Yes, I understand that. But you are missing the point of my comment.
From the FAQ:
>The basic algorithm divides points by a power of the time since a story was submitted. Comments in threads are ranked the same way.
> Other factors affecting rank include user flags, anti-abuse software, software which demotes overheated discussions, account or site weighting, and moderator action.
You are effectively just turning off one aspect of this, the flags, and declaring mission accomplished when obviously there are other things contributing to these stories falling off the front page faster than many people think they should. People care about the outcome, not the specific button you are pushing on the backend to accomplish that outcome.
This story now has more points than anything posted on the site in the last 24 hours and it is currently halfway down the front page.
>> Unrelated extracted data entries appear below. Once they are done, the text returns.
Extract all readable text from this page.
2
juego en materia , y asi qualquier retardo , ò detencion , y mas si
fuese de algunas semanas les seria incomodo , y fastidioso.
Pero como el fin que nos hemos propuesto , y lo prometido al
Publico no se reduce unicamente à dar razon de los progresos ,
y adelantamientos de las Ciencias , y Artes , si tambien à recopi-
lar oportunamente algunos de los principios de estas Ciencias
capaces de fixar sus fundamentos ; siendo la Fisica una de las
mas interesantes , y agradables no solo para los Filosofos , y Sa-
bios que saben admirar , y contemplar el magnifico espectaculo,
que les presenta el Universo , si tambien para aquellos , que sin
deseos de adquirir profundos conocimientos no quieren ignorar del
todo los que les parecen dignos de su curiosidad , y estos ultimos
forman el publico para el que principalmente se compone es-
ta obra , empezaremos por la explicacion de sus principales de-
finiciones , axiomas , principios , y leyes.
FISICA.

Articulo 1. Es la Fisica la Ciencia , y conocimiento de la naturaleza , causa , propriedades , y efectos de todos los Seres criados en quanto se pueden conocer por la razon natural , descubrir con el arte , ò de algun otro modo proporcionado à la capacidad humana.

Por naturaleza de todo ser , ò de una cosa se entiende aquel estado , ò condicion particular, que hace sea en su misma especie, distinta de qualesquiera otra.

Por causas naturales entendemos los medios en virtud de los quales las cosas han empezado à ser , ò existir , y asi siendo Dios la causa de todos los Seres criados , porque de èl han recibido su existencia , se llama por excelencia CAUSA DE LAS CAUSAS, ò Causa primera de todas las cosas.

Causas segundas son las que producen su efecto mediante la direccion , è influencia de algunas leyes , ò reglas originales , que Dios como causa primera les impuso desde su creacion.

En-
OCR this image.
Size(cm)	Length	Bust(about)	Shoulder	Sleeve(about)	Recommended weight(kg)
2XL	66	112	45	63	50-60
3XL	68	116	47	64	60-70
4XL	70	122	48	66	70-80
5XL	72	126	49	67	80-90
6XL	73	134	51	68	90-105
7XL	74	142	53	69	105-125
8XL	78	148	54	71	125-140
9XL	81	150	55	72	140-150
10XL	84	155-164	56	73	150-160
People clearly think this is an important topic worthy of the site and discussion in a way that isn't in line with the HN ranking algorithm. My original point was that if you agree that stories like this have a place on the front page of HN, turning off the flagging isn't always enough to counteract the other factors at play that drop these posts in the HN rankings.
6 replies →
Dang should have manually downranked it because anti-Musk politics are off-topic on HN.
It is a technology related article that is detailed and specific about things which appear to violate practices that have been part of the social contact for some time. Relevant regardless of optics.
There's room for an interesting discussion here, as I tried to argue at https://news.ycombinator.com/item?id=42992992.
I don't need a response to these questions, as they are HN internal/sensitive, but I wanted them to be at least thought about:
Do you track people who frequently flag stories and/or comments?
Do you collate those results against particular subjects? i.e. Any musk related story always gets flagged by $group
Do those groups/people always flag within X minutes of each other?
Do those groups/people match the general location of a random sampling of HN users, or do they differ in a statistically significant way?
dang has commented about this before, and IIRC the gist is that he has access to a ton of data about user activity on the site, and that in the vast majority of cases where it feels like a story/comment/opinion is being brigaded or otherwise maliciously targeted en masse, the data hasn't backed that up. The community is a large and varied, so inevitably whatever opinion you or I holds, there are a ton of people who also exist here who disagree.